Policy changes should be made on data. The JCVI’s proposal to move to a one-dose schedule is premature due to the lack of conclusive evidence. Specifically, more evidence is needed to establish (1) the efficacy of one-dose in males and (2) the longevity of protection in females and males. We additionally have concerns about the evidence of funds saved, the evidence of needle burden, the schedule change for MSM, the global implications of the UK moving to one dose, and the off-label usage of the vaccine.
We write extensively of our concerns on these points in the enclosed testimony submitted to the JCVI. In brief, before changing recommendations from two-dose to one-dose, we need more robust data that establishes:
The efficacy of one dose in males. Not one of the studies cited by JCVI includes males. At present, HPV immunisation is the sole mechanism to prevent HPV cancer in males as there are no routine screening guidelines for this population.
The longevity of protection in both females and males for one dose. HPV cancers take decades to develop after exposure. The studies currently cited by JCVI as evidence for longevity are based on short-term, interim, or non-randomised results.

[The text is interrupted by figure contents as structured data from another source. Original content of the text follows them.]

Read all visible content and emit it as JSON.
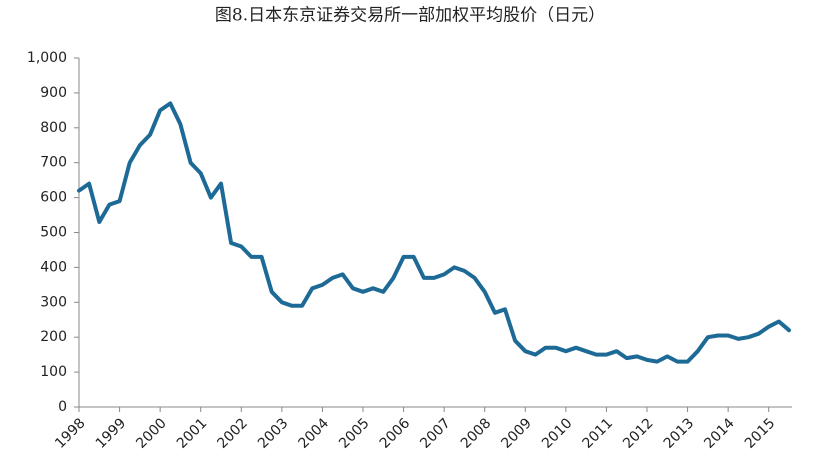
{
  "chart_data": {
    "type": "line",
    "title": "图8.日本东京证券交易所一部加权平均股价（日元）",
    "categories": [
      "1998",
      null,
      null,
      null,
      "1999",
      null,
      null,
      null,
      "2000",
      null,
      null,
      null,
      "2001",
      null,
      null,
      null,
      "2002",
      null,
      null,
      null,
      "2003",
      null,
      null,
      null,
      "2004",
      null,
      null,
      null,
      "2005",
      null,
      null,
      null,
      "2006",
      null,
      null,
      null,
      "2007",
      null,
      null,
      null,
      "2008",
      null,
      null,
      null,
      "2009",
      null,
      null,
      null,
      "2010",
      null,
      null,
      null,
      "2011",
      null,
      null,
      null,
      "2012",
      null,
      null,
      null,
      "2013",
      null,
      null,
      null,
      "2014",
      null,
      null,
      null,
      "2015",
      null,
      null
    ],
    "values": [
      620,
      640,
      530,
      580,
      590,
      700,
      750,
      780,
      850,
      870,
      810,
      700,
      670,
      600,
      640,
      470,
      460,
      430,
      430,
      330,
      300,
      290,
      290,
      340,
      350,
      370,
      380,
      340,
      330,
      340,
      330,
      370,
      430,
      430,
      370,
      370,
      380,
      400,
      390,
      370,
      330,
      270,
      280,
      190,
      160,
      150,
      170,
      170,
      160,
      170,
      160,
      150,
      150,
      160,
      140,
      145,
      135,
      130,
      145,
      130,
      130,
      160,
      200,
      205,
      205,
      195,
      200,
      210,
      230,
      245,
      220
    ],
    "color": "#1e6a96",
    "ylim": [
      0,
      1000
    ],
    "yticks": [
      0,
      100,
      200,
      300,
      400,
      500,
      600,
      700,
      800,
      900,
      {
        "value": 1000,
        "label": "1,000"
      }
    ],
    "grid": false
  }
}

There is solely one randomized controlled trial specifically designed to evaluate the effectiveness of two-dose vs. one-dose HPV vaccination. The study is called the ESCUDDO trial, it follows participants for a medium-term of four years, and is expected to complete in 2024. While we prefer even longer-term studies and research that include males, we urge you, at a minimum, to postpone your decision until the results of this randomized controlled study are published and evaluated.
It is vital that we await further evidence before making a decision that will affect the diagnosis of men and women with cancer and precancer for decades to come. A move to a one-dose regimen in the future has quite rightly excited the world about the opportunity to eliminate HPV cancers globally, particularly in low resource settings. While we hope that one dose will prove as effective as two, there is currently insufficient evidence to draw such a conclusion.
I’m attaching our full response to the JCVI for your consideration.